Coronavirus response: scepticism at ministers’ plan to bring former clinicians out of retirement
Nurses voice concerns about how long it could take retired registrants to return to practice – and risks they’d face from exposure to COVID-19
Questions are being raised over the prospect of retired nurses being deployed to shore up the UK's response to coronavirus.
The government confirmed emergency measures to try to contain the virus could include re-registration of retired healthcare professionals, although there is no detail yet.
NMC requirements for nurses returning to practice
Currently, former Nursing and Midwifery Council (NMC) registrants wishing to return to practice must meet several admission requirements, including: proof of practice hours, continuing professional development and indemnity. Usually, former nurses need to undergo a return to practice course, which can take up to 12 months.
An NMC spokesperson said the regulator is consulting the government about coronavirus plans.
Nurses’ misgivings about turning to former registrants to help combat coronavirus
Nurses are using social media to question how easily retired colleagues would find it to pass disclosure and barring service checks, secure occupational health clearance, re-gain registration, and become up-to-date with CPD.
I wonder how *easy* they will make it for retirees to get re-registered, up to speed with CPD, get IT permissions, get parking permits? All these are huge hurdles even if you’re still registered and wanting to work.— Rituals and Myths (@Claire_Laurent) March 2, 2020
Didn't @MattHancock say a couple if days ago "not necessary to close schools"— tactical_blonde #backto60🕷#girlyswot 🕷1953🕷 (@Tactical_blonde) March 1, 2020
As recently retired nurse & #50swomen , not sure how being forced to return to work in a crisis is feasible🤔#coronavirusuk
UK government plans to tackle coronavirus https://t.co/IvuwM0vhuo
Others have highlighted the risk of exposing older healthcare workers to risk of contracting COVID-19, which tends to be more dangerous for older people.
Given that the virus is most deadly in the 60+ age range, asking this age group to come back to work seems both ill-considered, and a master-stroke of reducing pension payouts. This is Grayling level of mastery.— Louise Jallow (@SisterSisyphus) March 2, 2020
The first major research study from China on the epidemiological characteristics of COVID-19 shows patients who were retired and aged over 60 had the highest fatality rate, at 5.1%.
Retired nurses like me would be put at risk from COVID-19
Sheila Jones, 66, retired last June from her job as a respiratory research nurse in Leicestershire.
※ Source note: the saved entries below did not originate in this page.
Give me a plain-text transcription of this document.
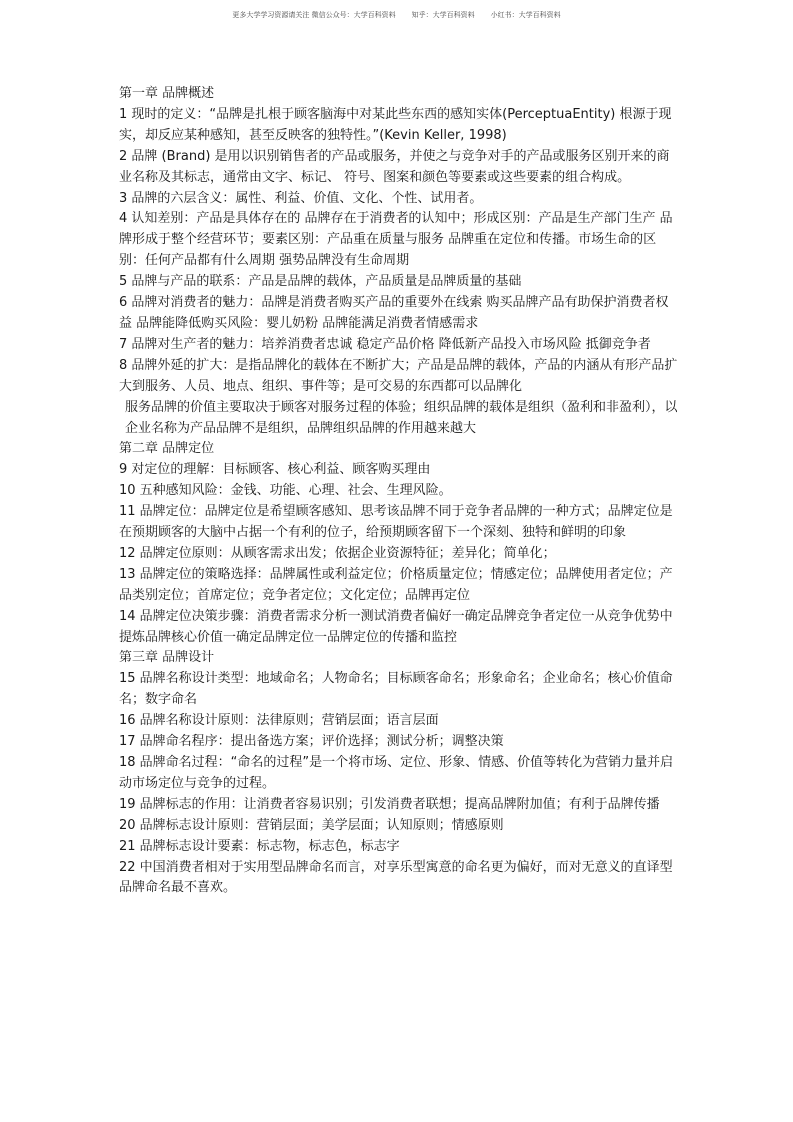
更多大学学习资源请关注 微信公众号：大学百科资料 知乎：大学百科资料 小红书：大学百科资料
第一章 品牌概述
1 现时的定义：“品牌是扎根于顾客脑海中对某此些东西的感知实体(PerceptuaEntity) 根源于现实，却反应某种感知，甚至反映客的独特性。”(Kevin Keller, 1998)
2 品牌 (Brand) 是用以识别销售者的产品或服务，并使之与竞争对手的产品或服务区别开来的商业名称及其标志，通常由文字、标记、 符号、图案和颜色等要素或这些要素的组合构成。
3 品牌的六层含义：属性、利益、价值、文化、个性、试用者。
4 认知差别：产品是具体存在的 品牌存在于消费者的认知中；形成区别：产品是生产部门生产 品牌形成于整个经营环节；要素区别：产品重在质量与服务 品牌重在定位和传播。市场生命的区别：任何产品都有什么周期 强势品牌没有生命周期
5 品牌与产品的联系：产品是品牌的载体，产品质量是品牌质量的基础
6 品牌对消费者的魅力：品牌是消费者购买产品的重要外在线索 购买品牌产品有助保护消费者权益 品牌能降低购买风险：婴儿奶粉 品牌能满足消费者情感需求
7 品牌对生产者的魅力：培养消费者忠诚 稳定产品价格 降低新产品投入市场风险 抵御竞争者
8 品牌外延的扩大：是指品牌化的载体在不断扩大；产品是品牌的载体，产品的内涵从有形产品扩大到服务、人员、地点、组织、事件等；是可交易的东西都可以品牌化
服务品牌的价值主要取决于顾客对服务过程的体验；组织品牌的载体是组织（盈利和非盈利），以企业名称为产品品牌不是组织，品牌组织品牌的作用越来越大
第二章 品牌定位
9 对定位的理解：目标顾客、核心利益、顾客购买理由
10 五种感知风险：金钱、功能、心理、社会、生理风险。
11 品牌定位：品牌定位是希望顾客感知、思考该品牌不同于竞争者品牌的一种方式；品牌定位是在预期顾客的大脑中占据一个有利的位子，给预期顾客留下一个深刻、独特和鲜明的印象
12 品牌定位原则：从顾客需求出发；依据企业资源特征；差异化；简单化；
13 品牌定位的策略选择：品牌属性或利益定位；价格质量定位；情感定位；品牌使用者定位；产品类别定位；首席定位；竞争者定位；文化定位；品牌再定位
14 品牌定位决策步骤：消费者需求分析一测试消费者偏好一确定品牌竞争者定位一从竞争优势中提炼品牌核心价值一确定品牌定位一品牌定位的传播和监控
第三章 品牌设计
15 品牌名称设计类型：地域命名；人物命名；目标顾客命名；形象命名；企业命名；核心价值命名；数字命名
16 品牌名称设计原则：法律原则；营销层面；语言层面
17 品牌命名程序：提出备选方案；评价选择；测试分析；调整决策
18 品牌命名过程：“命名的过程”是一个将市场、定位、形象、情感、价值等转化为营销力量并启动市场定位与竞争的过程。
19 品牌标志的作用：让消费者容易识别；引发消费者联想；提高品牌附加值；有利于品牌传播
20 品牌标志设计原则：营销层面；美学层面；认知原则；情感原则
21 品牌标志设计要素：标志物，标志色，标志字
22 中国消费者相对于实用型品牌命名而言，对享乐型寓意的命名更为偏好，而对无意义的直译型品牌命名最不喜欢。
She said elevated mortality risk from COVID-19 for people in the retired age group means deploying them does not make sense.
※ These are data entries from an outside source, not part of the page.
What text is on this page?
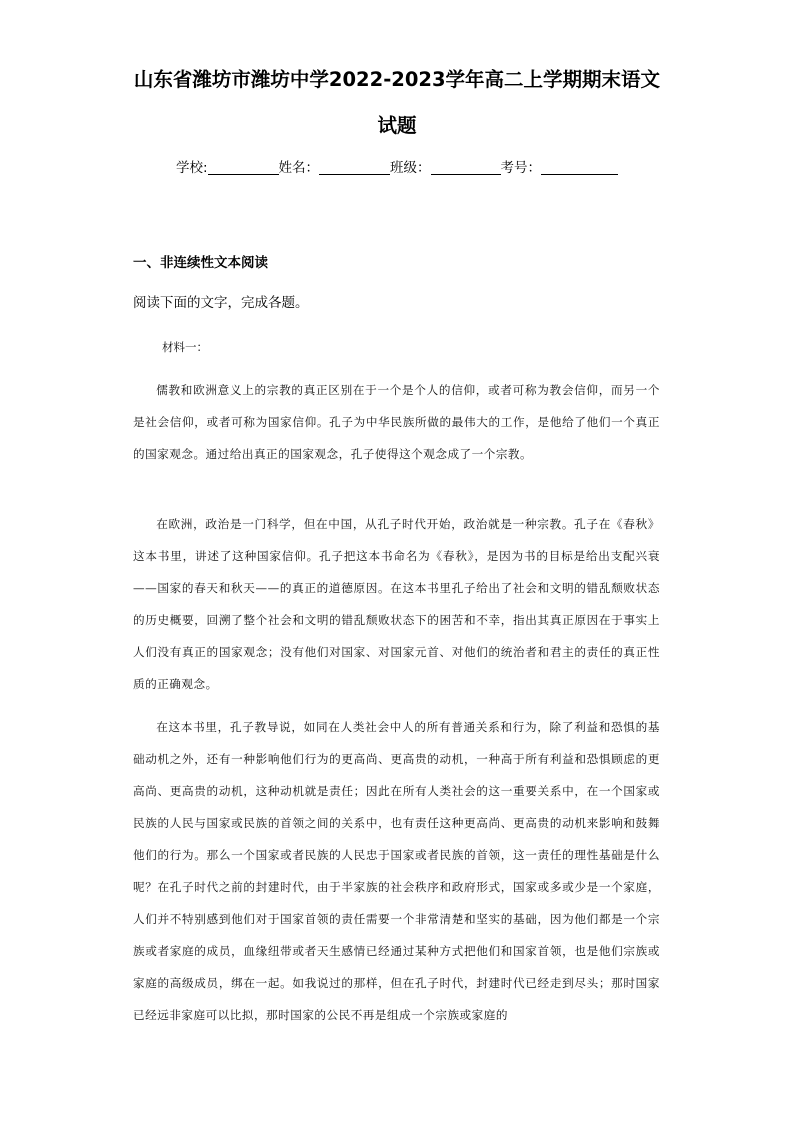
山东省潍坊市潍坊中学2022-2023学年高二上学期期末语文
试题
学校:	姓名：	班级：	考号：
一、非连续性文本阅读
阅读下面的文字，完成各题。
材料一：
儒教和欧洲意义上的宗教的真正区别在于一个是个人的信仰，或者可称为教会信仰，而另一个是社会信仰，或者可称为国家信仰。孔子为中华民族所做的最伟大的工作，是他给了他们一个真正的国家观念。通过给出真正的国家观念，孔子使得这个观念成了一个宗教。
在欧洲，政治是一门科学，但在中国，从孔子时代开始，政治就是一种宗教。孔子在《春秋》这本书里，讲述了这种国家信仰。孔子把这本书命名为《春秋》，是因为书的目标是给出支配兴衰——国家的春天和秋天——的真正的道德原因。在这本书里孔子给出了社会和文明的错乱颓败状态的历史概要，回溯了整个社会和文明的错乱颓败状态下的困苦和不幸，指出其真正原因在于事实上人们没有真正的国家观念；没有他们对国家、对国家元首、对他们的统治者和君主的责任的真正性质的正确观念。
在这本书里，孔子教导说，如同在人类社会中人的所有普通关系和行为，除了利益和恐惧的基础动机之外，还有一种影响他们行为的更高尚、更高贵的动机，一种高于所有利益和恐惧顾虑的更高尚、更高贵的动机，这种动机就是责任；因此在所有人类社会的这一重要关系中，在一个国家或民族的人民与国家或民族的首领之间的关系中，也有责任这种更高尚、更高贵的动机来影响和鼓舞他们的行为。那么一个国家或者民族的人民忠于国家或者民族的首领，这一责任的理性基础是什么呢？在孔子时代之前的封建时代，由于半家族的社会秩序和政府形式，国家或多或少是一个家庭，人们并不特别感到他们对于国家首领的责任需要一个非常清楚和坚实的基础，因为他们都是一个宗族或者家庭的成员，血缘纽带或者天生感情已经通过某种方式把他们和国家首领，也是他们宗族或家庭的高级成员，绑在一起。如我说过的那样，但在孔子时代，封建时代已经走到尽头；那时国家已经远非家庭可以比拟，那时国家的公民不再是组成一个宗族或家庭的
‘It feels like they have floated an idea to see what the reaction is to it, but it doesn’t feel very well thought through.
‘Can retired nurses go back to a caring role? And is there space for the nurses they are likely to need?’
Given the risks COVID-19 poses, Ms Jones would not want to return to front-line practice but would consider an advisory role.
She also questioned whether retired nurses would be paid or expected to volunteer, noting many had to take part-time jobs to top up their pensions.
Capacity for safe supervision of older nurses returning to practice
RCN director of nursing, policy and practice Susan Masters said retired nurses had ‘a wealth of knowledge and experience’ to draw on, but wonders whether senior staff would have time to supervise retired staff.
‘Any emergency legislation introducing such measures would need to be carefully scrutinised to ensure safety for patients and staff is the priority.’
A full government action plan is promised for later this week.
As of 9am today, there were 40 confirmed cases of COVID-19 in the UK.